Since there is no unequivocal definition of life, the current understanding is descriptive. Life is considered a characteristic of something that exhibits all or most of the following traits:[36][39][40]
Homeostasis: Regulation of the internal environment to maintain a constant state; for example, electrolyte concentration or sweating to reduce temperature.
Organization: Being structurally composed of one or more cells — the basic units of life.
Metabolism: Transformation of energy by converting chemicals and energy into cellular components (anabolism) and decomposing organic matter (catabolism). Living things require energy to maintain internal organization (homeostasis) and to produce the other phenomena associated with life.,[36]
Growth: Maintenance of a higher rate of anabolism than catabolism. A growing organism increases in size in all of its parts, rather than simply accumulating matter.
Adaptation: The ability to change over time in response to the environment. This ability is fundamental to the process of evolution and is determined by the organism's heredity, diet, and external factors.
Response to stimuli: A response can take many forms, from the contraction of a unicellular organism to external chemicals, to complex reactions involving all the senses of multicellular organisms. A response is often expressed by motion; for example, the leaves of a plant turning toward the sun (phototropism), and chemotaxis.
Reproduction: The ability to produce new individual organisms, either asexually from a single parent organism, or sexually from two parent organisms.[41][42] or "with an error rate below the sustainability threshold."[42]
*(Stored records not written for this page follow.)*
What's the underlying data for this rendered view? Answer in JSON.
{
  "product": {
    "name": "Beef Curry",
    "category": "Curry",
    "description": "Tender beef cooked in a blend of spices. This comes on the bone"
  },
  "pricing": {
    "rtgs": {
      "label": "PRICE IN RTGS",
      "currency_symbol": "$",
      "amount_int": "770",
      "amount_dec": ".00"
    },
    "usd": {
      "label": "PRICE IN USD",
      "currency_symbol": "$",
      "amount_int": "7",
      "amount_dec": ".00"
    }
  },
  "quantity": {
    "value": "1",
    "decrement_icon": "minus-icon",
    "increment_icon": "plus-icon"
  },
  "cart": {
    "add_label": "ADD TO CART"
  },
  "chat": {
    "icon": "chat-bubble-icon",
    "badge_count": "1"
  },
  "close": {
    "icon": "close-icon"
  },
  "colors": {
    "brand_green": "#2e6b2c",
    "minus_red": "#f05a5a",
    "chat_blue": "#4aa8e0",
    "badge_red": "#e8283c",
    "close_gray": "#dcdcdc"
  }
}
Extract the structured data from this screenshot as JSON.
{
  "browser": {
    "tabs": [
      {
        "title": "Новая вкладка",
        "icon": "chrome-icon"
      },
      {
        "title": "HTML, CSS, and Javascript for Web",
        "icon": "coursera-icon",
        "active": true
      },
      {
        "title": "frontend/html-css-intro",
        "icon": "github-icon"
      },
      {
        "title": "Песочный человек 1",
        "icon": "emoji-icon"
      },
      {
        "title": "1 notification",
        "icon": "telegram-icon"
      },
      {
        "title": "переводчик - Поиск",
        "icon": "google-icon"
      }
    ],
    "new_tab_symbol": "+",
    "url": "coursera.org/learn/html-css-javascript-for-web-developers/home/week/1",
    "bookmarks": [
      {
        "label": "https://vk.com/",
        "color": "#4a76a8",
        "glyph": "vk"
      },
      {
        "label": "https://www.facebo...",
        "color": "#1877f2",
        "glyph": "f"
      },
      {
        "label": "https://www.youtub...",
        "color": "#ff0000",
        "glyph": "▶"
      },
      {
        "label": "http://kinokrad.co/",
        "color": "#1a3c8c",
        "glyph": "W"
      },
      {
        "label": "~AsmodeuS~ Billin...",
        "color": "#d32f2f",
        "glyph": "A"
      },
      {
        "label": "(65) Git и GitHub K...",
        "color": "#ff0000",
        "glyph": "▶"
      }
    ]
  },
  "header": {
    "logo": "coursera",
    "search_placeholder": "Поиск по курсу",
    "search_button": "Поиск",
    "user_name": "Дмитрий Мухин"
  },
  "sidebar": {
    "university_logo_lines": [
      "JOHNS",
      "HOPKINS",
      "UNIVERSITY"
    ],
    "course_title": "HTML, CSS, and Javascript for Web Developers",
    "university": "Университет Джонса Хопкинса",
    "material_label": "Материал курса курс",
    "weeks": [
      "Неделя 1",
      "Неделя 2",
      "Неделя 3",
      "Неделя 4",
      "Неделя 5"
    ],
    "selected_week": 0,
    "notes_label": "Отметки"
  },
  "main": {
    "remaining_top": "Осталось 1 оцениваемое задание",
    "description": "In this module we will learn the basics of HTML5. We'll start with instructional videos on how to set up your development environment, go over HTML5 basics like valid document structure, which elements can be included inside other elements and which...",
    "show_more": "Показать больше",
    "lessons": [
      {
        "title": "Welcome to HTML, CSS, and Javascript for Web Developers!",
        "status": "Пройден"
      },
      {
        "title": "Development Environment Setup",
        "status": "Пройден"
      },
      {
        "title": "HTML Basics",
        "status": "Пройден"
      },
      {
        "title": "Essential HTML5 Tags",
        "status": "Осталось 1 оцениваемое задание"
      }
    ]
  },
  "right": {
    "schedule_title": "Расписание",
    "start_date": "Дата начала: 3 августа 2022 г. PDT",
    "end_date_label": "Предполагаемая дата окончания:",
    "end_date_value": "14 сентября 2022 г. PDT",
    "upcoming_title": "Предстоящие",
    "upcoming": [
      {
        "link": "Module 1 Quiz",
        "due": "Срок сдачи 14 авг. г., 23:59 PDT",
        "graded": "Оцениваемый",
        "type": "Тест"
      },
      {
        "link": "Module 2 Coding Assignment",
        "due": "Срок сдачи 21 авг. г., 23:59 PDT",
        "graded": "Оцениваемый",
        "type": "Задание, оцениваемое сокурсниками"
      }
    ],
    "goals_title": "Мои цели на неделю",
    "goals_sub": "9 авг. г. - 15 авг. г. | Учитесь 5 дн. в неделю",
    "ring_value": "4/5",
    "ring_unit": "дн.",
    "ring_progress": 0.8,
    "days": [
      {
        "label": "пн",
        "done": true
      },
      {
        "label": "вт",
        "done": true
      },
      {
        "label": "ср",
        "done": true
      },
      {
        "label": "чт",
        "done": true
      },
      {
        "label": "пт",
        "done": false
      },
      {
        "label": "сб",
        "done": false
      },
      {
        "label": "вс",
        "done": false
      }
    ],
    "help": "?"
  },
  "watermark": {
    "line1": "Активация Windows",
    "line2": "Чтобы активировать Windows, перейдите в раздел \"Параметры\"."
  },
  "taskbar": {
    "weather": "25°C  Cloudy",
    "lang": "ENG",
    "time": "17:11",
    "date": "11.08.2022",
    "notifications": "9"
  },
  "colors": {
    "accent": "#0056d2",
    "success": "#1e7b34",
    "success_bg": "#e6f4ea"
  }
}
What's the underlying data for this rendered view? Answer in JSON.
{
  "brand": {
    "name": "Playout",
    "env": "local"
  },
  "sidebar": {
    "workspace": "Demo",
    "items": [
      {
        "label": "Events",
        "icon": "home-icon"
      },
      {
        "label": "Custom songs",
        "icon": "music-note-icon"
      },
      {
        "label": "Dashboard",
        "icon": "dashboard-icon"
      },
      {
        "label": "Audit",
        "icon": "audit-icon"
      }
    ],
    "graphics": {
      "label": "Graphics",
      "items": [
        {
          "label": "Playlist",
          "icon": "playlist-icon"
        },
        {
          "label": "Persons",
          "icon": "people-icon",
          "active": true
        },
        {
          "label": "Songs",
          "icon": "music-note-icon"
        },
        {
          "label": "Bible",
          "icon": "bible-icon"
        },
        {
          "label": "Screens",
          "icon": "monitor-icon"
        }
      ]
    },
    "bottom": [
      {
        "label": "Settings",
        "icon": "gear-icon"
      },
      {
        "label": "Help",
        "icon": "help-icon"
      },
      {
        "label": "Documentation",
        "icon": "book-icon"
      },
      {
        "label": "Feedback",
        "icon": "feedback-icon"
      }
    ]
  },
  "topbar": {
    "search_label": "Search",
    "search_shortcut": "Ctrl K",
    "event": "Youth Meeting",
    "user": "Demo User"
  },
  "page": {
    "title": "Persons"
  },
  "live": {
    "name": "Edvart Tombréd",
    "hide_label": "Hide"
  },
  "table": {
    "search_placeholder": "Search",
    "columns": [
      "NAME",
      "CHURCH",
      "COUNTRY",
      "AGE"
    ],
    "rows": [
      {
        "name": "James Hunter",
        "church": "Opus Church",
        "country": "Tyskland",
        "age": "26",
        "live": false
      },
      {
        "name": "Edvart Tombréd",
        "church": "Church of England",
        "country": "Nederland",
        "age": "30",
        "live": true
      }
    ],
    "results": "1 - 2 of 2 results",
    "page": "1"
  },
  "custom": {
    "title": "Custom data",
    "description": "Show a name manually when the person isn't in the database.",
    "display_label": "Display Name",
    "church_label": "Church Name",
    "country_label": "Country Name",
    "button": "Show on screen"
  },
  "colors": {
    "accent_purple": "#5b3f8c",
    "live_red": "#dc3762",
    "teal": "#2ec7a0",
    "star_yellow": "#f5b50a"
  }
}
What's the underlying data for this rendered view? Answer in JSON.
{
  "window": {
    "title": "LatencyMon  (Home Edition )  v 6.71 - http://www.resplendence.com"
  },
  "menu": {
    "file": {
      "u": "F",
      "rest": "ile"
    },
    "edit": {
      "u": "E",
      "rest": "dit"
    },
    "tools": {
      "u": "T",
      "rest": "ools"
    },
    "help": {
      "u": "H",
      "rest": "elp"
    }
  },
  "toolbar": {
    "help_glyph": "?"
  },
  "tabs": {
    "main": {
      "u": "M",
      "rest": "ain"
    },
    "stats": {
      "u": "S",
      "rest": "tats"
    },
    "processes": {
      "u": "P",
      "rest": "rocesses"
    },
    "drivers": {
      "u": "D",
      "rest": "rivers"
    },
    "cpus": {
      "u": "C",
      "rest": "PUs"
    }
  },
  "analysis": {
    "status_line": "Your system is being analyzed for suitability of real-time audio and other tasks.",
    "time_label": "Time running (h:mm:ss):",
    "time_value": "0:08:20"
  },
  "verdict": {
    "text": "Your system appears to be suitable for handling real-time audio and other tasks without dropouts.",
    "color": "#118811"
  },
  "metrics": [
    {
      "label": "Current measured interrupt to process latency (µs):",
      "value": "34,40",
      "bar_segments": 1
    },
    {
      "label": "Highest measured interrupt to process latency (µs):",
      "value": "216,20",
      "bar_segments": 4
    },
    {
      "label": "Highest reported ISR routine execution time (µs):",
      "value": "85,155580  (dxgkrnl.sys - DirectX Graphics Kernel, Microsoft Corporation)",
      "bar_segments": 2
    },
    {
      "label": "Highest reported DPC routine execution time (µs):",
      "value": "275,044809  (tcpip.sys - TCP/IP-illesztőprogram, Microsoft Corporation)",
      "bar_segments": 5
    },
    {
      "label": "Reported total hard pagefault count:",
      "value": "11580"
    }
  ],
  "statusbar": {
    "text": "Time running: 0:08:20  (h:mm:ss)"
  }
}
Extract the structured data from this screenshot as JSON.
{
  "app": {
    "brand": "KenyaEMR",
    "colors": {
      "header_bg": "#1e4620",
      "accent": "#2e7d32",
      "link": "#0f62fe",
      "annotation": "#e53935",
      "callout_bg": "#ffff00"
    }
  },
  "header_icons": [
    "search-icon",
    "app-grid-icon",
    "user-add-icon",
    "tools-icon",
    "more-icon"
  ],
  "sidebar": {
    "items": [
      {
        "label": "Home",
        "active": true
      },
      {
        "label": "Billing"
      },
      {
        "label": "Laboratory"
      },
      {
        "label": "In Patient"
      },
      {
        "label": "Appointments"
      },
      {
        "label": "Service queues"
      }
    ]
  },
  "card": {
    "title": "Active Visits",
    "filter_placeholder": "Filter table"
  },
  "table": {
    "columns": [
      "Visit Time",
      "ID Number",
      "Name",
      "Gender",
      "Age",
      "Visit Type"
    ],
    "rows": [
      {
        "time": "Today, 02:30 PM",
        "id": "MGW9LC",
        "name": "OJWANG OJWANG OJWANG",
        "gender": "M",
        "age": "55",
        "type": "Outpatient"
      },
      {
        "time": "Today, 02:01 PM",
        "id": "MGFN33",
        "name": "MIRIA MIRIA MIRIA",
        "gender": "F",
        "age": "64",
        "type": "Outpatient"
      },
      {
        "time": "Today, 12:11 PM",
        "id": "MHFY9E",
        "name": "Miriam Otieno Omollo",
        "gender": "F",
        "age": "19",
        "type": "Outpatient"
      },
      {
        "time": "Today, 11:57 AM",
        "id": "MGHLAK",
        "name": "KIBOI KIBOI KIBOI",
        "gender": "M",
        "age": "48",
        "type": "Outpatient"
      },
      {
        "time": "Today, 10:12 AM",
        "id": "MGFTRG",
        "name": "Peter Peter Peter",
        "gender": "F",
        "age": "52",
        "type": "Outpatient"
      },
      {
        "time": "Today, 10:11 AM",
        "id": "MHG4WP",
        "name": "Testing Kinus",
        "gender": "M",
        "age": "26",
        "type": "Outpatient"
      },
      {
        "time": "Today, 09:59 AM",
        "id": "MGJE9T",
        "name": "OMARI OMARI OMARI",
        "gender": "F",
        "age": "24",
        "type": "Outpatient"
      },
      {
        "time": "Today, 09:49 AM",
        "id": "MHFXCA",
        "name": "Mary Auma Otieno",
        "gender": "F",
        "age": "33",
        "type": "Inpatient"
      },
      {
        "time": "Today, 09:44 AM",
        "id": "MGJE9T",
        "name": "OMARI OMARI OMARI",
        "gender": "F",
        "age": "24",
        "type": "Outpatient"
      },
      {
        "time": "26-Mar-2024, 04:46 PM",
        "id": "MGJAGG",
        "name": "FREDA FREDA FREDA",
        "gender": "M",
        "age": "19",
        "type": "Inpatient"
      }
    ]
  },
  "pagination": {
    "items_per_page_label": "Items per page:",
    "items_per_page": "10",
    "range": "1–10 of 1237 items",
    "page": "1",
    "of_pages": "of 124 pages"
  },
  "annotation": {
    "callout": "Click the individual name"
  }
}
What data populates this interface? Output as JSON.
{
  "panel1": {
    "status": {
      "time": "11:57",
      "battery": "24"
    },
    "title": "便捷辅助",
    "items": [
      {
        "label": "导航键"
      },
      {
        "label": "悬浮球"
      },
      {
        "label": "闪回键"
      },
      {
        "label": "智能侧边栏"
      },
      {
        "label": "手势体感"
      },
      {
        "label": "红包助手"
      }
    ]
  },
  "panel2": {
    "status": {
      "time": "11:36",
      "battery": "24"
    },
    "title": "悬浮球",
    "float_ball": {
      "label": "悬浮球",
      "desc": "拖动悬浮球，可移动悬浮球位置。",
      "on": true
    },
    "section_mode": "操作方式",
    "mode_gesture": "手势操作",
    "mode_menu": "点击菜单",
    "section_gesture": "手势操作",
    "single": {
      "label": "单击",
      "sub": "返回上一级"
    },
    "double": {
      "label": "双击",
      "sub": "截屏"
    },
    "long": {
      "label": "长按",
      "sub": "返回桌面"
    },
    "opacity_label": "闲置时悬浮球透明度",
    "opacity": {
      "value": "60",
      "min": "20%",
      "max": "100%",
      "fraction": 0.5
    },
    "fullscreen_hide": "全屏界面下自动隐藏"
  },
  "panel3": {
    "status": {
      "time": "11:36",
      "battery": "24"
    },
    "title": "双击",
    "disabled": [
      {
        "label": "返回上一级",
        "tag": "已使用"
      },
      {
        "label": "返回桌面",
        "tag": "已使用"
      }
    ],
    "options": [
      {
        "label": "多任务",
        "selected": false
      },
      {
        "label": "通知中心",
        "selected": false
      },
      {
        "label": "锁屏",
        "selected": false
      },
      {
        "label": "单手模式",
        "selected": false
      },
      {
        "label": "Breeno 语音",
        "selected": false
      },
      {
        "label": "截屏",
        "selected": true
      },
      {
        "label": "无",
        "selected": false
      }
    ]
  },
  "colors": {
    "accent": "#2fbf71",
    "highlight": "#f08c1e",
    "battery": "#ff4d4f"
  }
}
So, now that we have established that parameters for what constitutes a living thing, do any of these apply to the stimulus of "reality".

Reality is static. Changes in the perception of reality are just that, a change in the viewers perception, not in reality. A pair of blue scissors will ALWAYS be blue, based on the science of reflected and absorbed light of various wavelengths.  Any other color perceived by a viewer signifies a change in their processing of the stimulus, not a change in the stimulus itself.

1. Homeostasis - no. reality does not have any control over itself, therefore it cannot have homeostasis. it does not seek to maintain any sort of biological balance of function.

2. Organization. Nope. It is not composed of cells, in fact, it has no concrete composition.

3. Metabolism.  Reality does not metabolize or create energy.

4. Growth. reality is static. it doesn't grow or shrink, only our perception of it and our awareness of it's individual components.

5.


I could go on to do all 7, but there's no point. If it fails to meet the criteria for one it fails them all. 


Reality is not alive. /thread.

I stated all this many posts ago and we have since moved on to discussing the relationship between ourselves, our minds, the universe, reality, and energy.